『近藤忠義 人と学問 第五集』発行

●『近藤忠義 人と学問 第五集 近藤忠義が遺したもの』が発行された(近藤忠義先生を偲ぶ会・歴史社会学派研究会 共編、2013年6月20日発行、非売品)。近藤忠義先生は、後世に何を遺したのであろうか。私も、法政大学では、先生に近世文学を教えて頂いた。60年安保の頃、こういう状況の時に、若い君たちが、このように教室に居ることが、私には理解できない、とも言われて恥ずかしい思いをしたこともあった。
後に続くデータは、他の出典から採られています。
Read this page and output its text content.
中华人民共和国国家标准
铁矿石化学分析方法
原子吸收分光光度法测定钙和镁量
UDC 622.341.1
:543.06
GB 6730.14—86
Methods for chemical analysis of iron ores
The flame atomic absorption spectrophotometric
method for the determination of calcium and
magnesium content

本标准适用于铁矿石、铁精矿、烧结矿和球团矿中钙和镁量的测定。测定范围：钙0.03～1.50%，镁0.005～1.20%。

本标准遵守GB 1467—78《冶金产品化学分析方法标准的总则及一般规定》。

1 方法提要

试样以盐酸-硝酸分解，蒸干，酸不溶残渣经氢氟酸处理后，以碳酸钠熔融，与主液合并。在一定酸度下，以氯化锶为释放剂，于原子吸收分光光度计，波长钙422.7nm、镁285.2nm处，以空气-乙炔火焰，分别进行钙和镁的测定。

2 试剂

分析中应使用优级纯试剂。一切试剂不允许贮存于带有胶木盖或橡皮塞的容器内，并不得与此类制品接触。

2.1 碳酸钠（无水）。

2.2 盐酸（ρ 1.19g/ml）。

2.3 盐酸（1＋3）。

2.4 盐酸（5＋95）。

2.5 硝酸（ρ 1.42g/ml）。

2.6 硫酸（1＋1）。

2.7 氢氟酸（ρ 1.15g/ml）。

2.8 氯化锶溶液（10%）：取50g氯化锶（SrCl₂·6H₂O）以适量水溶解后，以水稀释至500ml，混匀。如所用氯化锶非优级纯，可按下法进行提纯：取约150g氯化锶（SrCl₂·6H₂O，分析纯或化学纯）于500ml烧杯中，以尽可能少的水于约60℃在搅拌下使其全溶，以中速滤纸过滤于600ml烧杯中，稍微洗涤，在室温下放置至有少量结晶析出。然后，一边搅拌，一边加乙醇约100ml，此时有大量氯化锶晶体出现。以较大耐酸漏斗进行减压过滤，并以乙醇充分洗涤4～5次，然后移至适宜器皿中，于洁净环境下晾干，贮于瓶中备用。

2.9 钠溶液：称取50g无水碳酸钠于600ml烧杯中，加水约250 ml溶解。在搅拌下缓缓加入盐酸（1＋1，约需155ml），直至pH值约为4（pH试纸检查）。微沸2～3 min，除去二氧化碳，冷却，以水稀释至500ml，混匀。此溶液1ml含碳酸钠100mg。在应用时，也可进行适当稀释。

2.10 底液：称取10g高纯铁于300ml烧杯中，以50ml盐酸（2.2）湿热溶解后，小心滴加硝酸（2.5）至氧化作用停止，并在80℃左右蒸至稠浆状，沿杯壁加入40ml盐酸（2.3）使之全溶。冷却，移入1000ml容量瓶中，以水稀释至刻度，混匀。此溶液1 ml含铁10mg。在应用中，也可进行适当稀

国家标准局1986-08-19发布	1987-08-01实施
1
●第五集には、第一部に、前田金五郎先生はじめ4名の先生方の、近藤忠義先生の思い出を収録している。第二部には、東大入学前に執筆された短編小説『あまのじゃこ』と、晩年に執筆された、『こどもの古典』の解説を収録している。古事記更級日記西鶴・膝栗毛・八犬伝をこども向けにやさしく書いた読み物の解説である。日本の古典の尊さを、小さなこどもの心に伝えたかったのかも知れない。
●私は、卒論で、重友毅先生に御指導頂いたので、自然に近藤先生とは疎遠になった。近藤先生が、旧制の第6高等学校卒業直前に短篇小説を執筆されていたように、重友先生も、谷川徹三先生等と共に『文芸復興』という雑誌を出し、その創刊の辞を書かれている。また、創作雑誌『鈴の音』に戯曲『理性は強かれ』を発表されている。近藤先生も重友先生も、古典研究と共に創作活動にも興味を示しておられたのであろう。しかし、お二人の晩年は、誠に対照的である。
●御多忙の中で、この記念の集を纏め上げた島本昌一氏の、師と学問を思う志に対して深甚の敬意を捧げる。